Our point of departure today was the question, What occurred at the Baptism in the Jordan? and we found that the potential capacity for vanquishing death came into the world with the descent of the Christ into the threefold sheath of Jesus of Nazareth. We saw the change that came over the Mother of Jesus of Nazareth with the coming of the Christ: through the influence exercised upon her at the Baptism she became virgin again. The assertion, then, that was to be vouchsafed mankind through the John Gospel is indeed true: When at the Baptism the Christ was born in the body of Jesus of Nazareth, the Mother of Jesus of Nazareth became a virgin.
That is the point of departure of the Gospel according to St. John; and if you grasp it in conjunction with the mighty cosmic influence exercised in the event that occurred on the bank of the Jordan, then you will also understand that an accurate description of such an event—the first description of it—could only have been achieved by one whom Christ Himself had initiated, by the risen Lazarus “whom the Lord loved,” thenceforth always mentioned as the disciple whom the Lord loved. It was the risen Lazarus who bequeathed us the Gospel; and he alone was able so firmly to weld its every passage because he had received the mightiest impulse from the greatest initiator, from Christ.
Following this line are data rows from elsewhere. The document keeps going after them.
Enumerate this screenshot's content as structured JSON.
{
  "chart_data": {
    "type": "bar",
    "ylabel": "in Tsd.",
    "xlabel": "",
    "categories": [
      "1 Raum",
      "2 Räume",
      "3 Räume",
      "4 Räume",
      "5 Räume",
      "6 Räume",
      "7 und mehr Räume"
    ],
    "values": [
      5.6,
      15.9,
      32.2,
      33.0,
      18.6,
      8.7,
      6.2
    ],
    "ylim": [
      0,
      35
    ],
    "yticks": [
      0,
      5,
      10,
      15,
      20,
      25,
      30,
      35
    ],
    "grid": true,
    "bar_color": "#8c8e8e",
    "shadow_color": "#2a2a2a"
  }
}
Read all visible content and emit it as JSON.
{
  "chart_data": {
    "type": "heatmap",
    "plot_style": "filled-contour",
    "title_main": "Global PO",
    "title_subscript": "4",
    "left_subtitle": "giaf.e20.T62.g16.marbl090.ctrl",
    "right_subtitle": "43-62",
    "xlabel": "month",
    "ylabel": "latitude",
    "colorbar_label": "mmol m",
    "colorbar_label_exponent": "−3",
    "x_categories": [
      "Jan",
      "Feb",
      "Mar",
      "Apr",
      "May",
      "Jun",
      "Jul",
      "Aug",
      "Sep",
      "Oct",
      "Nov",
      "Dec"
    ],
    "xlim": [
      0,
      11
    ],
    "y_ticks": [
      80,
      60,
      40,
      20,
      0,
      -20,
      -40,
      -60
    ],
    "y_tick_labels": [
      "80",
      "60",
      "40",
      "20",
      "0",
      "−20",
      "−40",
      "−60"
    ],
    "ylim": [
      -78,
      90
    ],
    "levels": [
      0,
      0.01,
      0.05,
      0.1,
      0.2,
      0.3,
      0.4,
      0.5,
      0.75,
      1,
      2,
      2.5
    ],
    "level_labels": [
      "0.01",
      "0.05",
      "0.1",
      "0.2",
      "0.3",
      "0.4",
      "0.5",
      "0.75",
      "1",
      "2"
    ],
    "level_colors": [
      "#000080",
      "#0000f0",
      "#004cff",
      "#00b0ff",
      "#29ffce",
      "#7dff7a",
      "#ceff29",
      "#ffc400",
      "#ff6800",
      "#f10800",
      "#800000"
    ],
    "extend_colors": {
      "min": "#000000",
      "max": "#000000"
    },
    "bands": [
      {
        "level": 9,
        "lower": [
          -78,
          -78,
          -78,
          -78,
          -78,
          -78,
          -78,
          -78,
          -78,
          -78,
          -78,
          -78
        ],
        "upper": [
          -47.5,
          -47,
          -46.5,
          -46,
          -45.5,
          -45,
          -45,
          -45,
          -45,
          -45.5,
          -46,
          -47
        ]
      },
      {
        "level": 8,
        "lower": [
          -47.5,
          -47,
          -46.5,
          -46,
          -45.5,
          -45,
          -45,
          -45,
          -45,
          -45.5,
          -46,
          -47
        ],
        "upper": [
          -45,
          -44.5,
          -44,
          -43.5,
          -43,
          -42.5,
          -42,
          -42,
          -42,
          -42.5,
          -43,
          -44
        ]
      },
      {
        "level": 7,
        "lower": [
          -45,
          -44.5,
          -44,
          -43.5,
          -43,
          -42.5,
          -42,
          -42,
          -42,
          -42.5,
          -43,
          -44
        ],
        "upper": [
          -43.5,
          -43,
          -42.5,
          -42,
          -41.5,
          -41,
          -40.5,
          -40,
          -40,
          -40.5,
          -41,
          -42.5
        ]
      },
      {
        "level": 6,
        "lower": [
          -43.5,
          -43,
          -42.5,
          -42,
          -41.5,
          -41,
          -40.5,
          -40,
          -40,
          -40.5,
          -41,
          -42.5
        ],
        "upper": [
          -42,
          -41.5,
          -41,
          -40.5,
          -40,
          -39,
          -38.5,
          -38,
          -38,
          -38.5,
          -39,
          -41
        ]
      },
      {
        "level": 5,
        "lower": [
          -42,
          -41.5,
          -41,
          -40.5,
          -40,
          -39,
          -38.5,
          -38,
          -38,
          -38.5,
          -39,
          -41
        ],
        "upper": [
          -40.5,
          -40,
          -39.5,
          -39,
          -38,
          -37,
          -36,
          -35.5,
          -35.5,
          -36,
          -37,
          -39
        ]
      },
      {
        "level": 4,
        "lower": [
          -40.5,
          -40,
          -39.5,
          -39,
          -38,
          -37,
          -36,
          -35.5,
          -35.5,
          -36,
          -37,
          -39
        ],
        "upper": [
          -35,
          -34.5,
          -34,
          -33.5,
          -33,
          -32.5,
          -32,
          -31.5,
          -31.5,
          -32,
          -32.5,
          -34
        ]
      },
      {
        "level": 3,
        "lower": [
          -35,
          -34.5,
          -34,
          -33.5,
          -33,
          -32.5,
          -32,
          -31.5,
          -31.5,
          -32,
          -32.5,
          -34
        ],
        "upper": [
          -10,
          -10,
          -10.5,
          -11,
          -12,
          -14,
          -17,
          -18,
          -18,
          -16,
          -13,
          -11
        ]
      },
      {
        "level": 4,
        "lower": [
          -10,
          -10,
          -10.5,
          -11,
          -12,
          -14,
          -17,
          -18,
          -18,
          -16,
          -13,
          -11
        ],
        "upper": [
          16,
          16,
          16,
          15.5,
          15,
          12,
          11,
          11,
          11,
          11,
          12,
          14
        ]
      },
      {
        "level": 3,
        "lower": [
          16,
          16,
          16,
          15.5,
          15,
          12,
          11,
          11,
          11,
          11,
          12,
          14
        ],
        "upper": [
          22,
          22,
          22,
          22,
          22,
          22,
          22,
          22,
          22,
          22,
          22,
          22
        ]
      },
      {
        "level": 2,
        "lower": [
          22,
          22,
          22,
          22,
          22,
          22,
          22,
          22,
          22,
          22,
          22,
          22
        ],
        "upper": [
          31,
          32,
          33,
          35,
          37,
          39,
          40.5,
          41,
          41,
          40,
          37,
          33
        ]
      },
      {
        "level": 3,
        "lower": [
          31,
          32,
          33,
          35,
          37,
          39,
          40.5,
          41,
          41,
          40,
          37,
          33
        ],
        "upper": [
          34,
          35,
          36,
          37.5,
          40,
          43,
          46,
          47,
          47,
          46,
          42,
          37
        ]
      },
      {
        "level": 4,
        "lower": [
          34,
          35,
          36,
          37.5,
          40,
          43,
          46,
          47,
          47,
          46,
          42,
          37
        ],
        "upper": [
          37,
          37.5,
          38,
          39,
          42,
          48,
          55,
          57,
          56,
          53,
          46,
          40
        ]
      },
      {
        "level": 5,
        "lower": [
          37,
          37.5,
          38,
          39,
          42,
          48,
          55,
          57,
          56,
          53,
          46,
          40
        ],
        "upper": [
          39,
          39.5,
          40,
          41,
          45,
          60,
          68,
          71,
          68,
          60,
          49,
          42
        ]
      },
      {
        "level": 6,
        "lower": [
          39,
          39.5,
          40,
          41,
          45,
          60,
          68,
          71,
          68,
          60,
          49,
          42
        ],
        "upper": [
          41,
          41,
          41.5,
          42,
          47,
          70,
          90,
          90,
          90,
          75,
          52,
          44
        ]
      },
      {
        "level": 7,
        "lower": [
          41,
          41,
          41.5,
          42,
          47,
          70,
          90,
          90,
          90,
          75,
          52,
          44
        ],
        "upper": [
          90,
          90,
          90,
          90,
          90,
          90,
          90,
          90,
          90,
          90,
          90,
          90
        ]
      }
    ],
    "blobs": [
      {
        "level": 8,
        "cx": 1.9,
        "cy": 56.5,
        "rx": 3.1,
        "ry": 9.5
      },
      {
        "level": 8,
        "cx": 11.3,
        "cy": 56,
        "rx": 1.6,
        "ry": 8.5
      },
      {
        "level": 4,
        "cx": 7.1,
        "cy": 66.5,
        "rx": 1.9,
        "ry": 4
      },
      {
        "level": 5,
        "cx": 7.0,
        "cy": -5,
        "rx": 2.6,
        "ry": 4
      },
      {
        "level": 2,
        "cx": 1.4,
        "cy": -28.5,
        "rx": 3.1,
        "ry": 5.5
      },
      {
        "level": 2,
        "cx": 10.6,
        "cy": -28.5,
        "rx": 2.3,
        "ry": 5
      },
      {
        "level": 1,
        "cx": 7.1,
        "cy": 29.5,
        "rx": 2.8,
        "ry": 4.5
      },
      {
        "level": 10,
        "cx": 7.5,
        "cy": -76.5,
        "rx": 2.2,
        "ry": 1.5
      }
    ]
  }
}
He alone could point to something that later Paul, through his initiation, comprehended in a certain sense: that at that moment the germ of victory over death had entered Earth evolution.
Hence the momentous words spoken of Him Who hung on the Cross:
Not a bone of him shall be broken.
Why? Because the form over which Christ must retain His dominion was not to be desecrated. Had they broken His bones, a base human force would have interfered with the power Christ must exercise even over the bones of Jesus of Nazareth. None must touch that form, for it was written that this should remain wholly subject to Christ's dominion.
This will serve as a starting point for a consideration of the death of Christ, which we will undertake tomorrow.